Regulators say the growing use of digital payment platforms, instant transfers and online banking has created new opportunities for organised financial crime.

Aligning Nigeria with global compliance trends

Nigeria’s new regulations also place the country within a bigger global shift toward technology-based compliance.

Industry estimates suggest that about 90 per cent of financial institutions worldwide will use artificial intelligence or machine learning in anti-money laundering programmes by 2026, up from roughly 62% in 2024.

Regulators in other jurisdictions are already seeing similar adoption. Data from the UK’s Financial Conduct Authority shows about 75% of financial firms already use AI in compliance operations, with another 10% planning deployment within three years.

These technologies can reduce false alerts by as much as 40%, allowing compliance teams to focus on genuinely suspicious transactions rather than reviewing thousands of routine alerts.

The regulatory technology market is also expanding.

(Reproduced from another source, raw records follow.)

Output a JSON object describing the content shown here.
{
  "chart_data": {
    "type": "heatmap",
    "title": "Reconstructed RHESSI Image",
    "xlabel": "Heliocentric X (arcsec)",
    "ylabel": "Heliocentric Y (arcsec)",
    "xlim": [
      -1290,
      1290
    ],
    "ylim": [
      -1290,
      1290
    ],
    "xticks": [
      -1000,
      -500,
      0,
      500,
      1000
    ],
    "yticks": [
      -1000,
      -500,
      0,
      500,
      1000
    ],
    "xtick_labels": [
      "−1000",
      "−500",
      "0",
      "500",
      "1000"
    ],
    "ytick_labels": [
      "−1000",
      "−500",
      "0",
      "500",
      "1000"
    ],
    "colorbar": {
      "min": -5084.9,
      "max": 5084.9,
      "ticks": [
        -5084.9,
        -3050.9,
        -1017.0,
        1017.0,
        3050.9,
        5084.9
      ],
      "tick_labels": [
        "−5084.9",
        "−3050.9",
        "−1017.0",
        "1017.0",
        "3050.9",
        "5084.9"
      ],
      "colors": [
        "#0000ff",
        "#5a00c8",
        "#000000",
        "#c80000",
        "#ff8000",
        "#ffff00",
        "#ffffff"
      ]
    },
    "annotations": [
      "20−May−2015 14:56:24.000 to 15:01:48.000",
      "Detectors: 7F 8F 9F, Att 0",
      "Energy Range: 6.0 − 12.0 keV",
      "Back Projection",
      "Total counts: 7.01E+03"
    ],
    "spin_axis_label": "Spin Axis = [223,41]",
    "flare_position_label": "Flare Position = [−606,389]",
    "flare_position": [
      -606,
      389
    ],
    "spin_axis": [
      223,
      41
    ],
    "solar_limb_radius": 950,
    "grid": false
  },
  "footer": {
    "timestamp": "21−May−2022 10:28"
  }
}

Analysts estimate the global RegTech market could reach $19.5 billion by 2026, driven largely by demand for AI-powered compliance systems.

Implementation timeline for banks and fintechs

The central bank has given financial institutions a phased timeline to implement the new framework.

Banks classified as deposit money institutions must fully comply within 18 months, while other financial institutions have up to 24 months to deploy compliant systems.

Each institution must also submit a detailed implementation roadmap to the regulator within three months of the circular’s issuance.

Supervisory teams will monitor compliance through inspections and regulatory reviews. Institutions that fail to meet the requirements risk sanctions under existing banking regulations.

Part of a clean-up of Nigeria’s financial system

The new CBN AI anti-money laundering (AML) standards follow several regulatory movements aimed at strengthening financial oversight in Nigeria.

In recent years, the central bank strengthened customer verification regulations, requiring new account holders to provide a Bank Verification Number or National Identification Number. Authorities also introduced stronger reporting requirements for fraudulent transactions and refund investigations.

These reforms were important in Nigeria’s removal from the grey list of the Financial Action Task Force in 2025, after the country improved transparency in its financial system.

Regulators are now pushing banks and fintech companies toward a more integrated financial crime monitoring system where fraud detection and anti-money laundering management share data and analytics.

Officials say the goal is to detect suspicious activity faster and close the gaps criminals use to move money through the financial system.